RTO Policy is more like Back to the Office—So You’ll Quit Policy
- Robinson Joel Ortiz
- Jul 13
- 3 min read

In January 2025, the White House issued a sweeping directive: “heads of all departments and agencies … take all necessary steps to terminate remote work arrangements and require employees to return to work in-person … on a full‑time basis”. Ostensibly about collaboration and accountability, the mandate triggered a wave of closures, voluntary exits, and pink slips, especially within the government sector.
📉 Layoffs Without the Negative Optics
Following the return‑to‑office (RTO) push, many agencies proceeded to shed roughly 20% of their staff, with officials hinting at “more cuts unless volunteers step forward.” At the same time, support staff disappeared, leases were terminated, and essential tools vanished—a recipe for daily friction and frustration.
🧾 “Flush the Toilet” Reality Check
The analogy is apt: forcing workers back into neglected offices is like flushing a seldom‑used toilet—“when you start flushing a toilet that hasn’t been flushed much, shit starts happening.” The result? Infrastructure failures, chaotic restrooms, scarce supplies, and silence where water and flushing once were routine. NPR recently documented shortages of basic necessities in federal offices: desks, monitors, parking, and yes, even toilet paper.
💸 Who’s Actually Saving Money?
Despite claims of fiscal efficiency, the return‑to‑office push has coincided with costly real estate decisions:
• Agencies have reduced office holdings during 2020–2024, only to pause disposals in early 2025 to reassess space needs.
• The General Services Administration (GSA) launched “Space Match”—a tool to redistribute existing seating—not to expand it—while emphasizing cost reduction through shared office arrangements.
• Instead of reinvesting in buildings, agencies are trimming budgets, pulling back leases, and dismantling workplaces.

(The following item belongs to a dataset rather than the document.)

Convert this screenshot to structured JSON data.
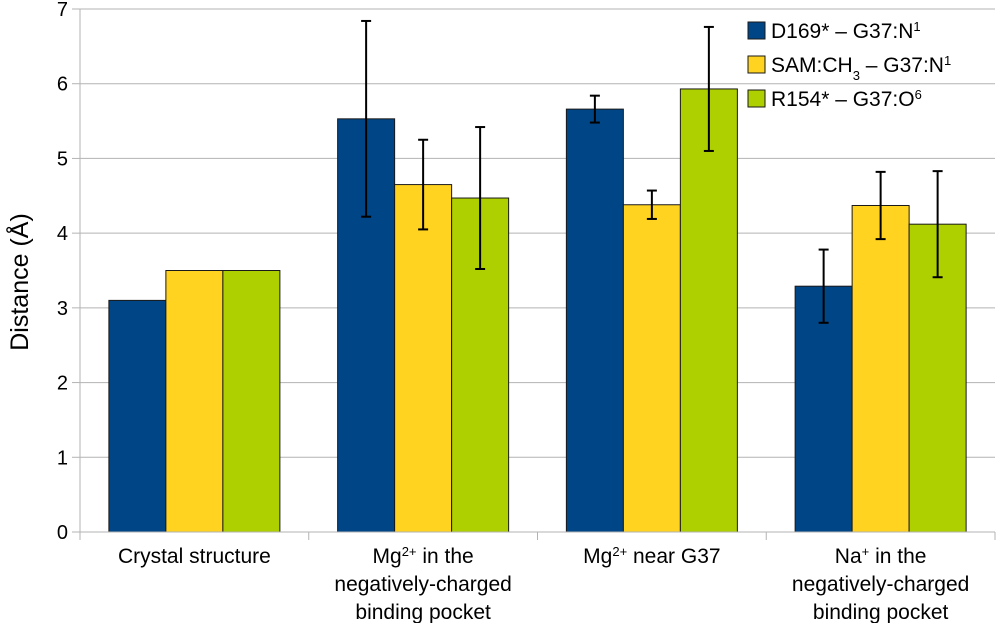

The math doesn’t add up: repeatedly shuffling costs, denying access to tools and upkeep, yet still paying (or overpaying) for space. Who truly saves?

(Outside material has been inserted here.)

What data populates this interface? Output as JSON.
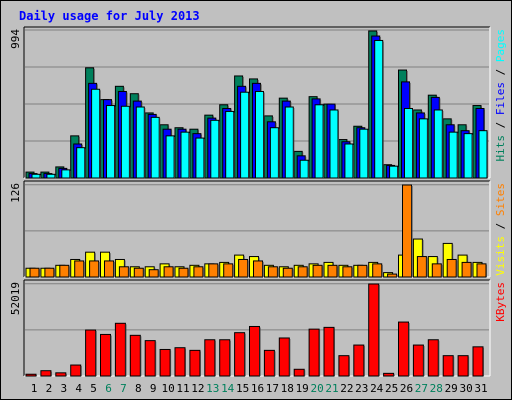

🏦 Voices From the Banking Sector
Major banking executives have debated the shift back to offices, and the consensus is clear: remote work yields substantial cost savings. While specific quotes about government offices may be scarce, numerous central bankers and CEOs have endorsed remote and hybrid models, underscoring that unused offices are money pits.

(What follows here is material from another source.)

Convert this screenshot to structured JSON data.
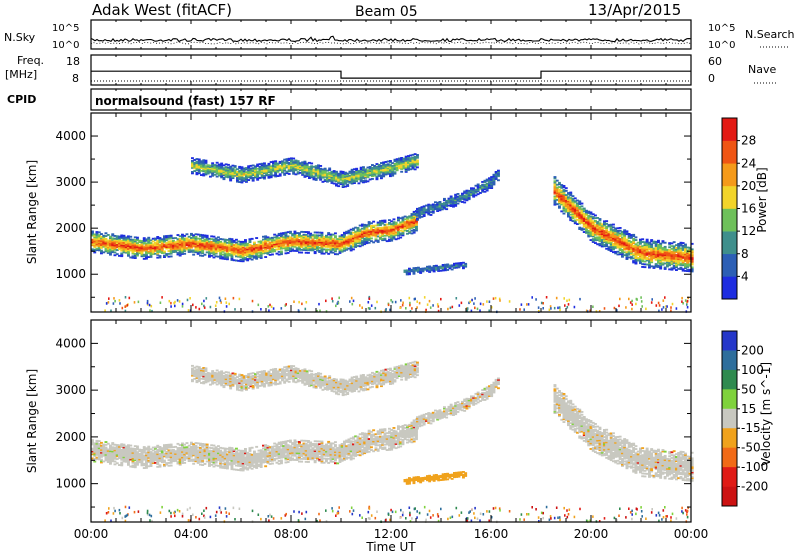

In fact, banking leaders note that every empty desk, unflushed bathroom, or idle HVAC system is a drain on the bottom line. That lens applies even sharply to government agencies overseeing taxpayer dollars.
🏠 Remote Work: The Smarter Option
Coupled with crumbling facilities, the key takeaway is clear: working from home minimizes exposure to broken systems and hidden costs, from dwindling equipment and maintenance to rising frustrations. GAO’s summation is revealing: agencies should weigh the “benefits and costs when offering remote work positions, including its effects on … operational costs”.
🔍 The Broader Takeaway
1. Official directive: A White House memo required full-time in-office presence starting January 2025.
2. Ground-level chaos: Agencies continue laying off and destabilizing staff, removing support systems, and neglecting infrastructure.
3. Expense paradox: You can’t cut leases AND ask employees to return—either you’re closing, or you’re paying for deteriorating space.
4. Banking sector insights: Empty buildings cost money—banks say so; governments should take note.
5. Remote is efficient: GAO and industry alike recommend holistic cost-benefit analysis, including hidden facility and morale costs.
💡 Conclusion
As the old plumbing adage goes: if you ignore the toilet long enough, it backs up—and smells a hell of a lot worse when you finally flush. The government’s RTO policy, in its current form, isn’t about collaboration—it’s about cost-shifting and workforce thinning by creating unbearable workplaces.
The solution? Empower agencies to evaluate remote work honestly and rebalance real estate obligations—before the whole system clogs beyond repair.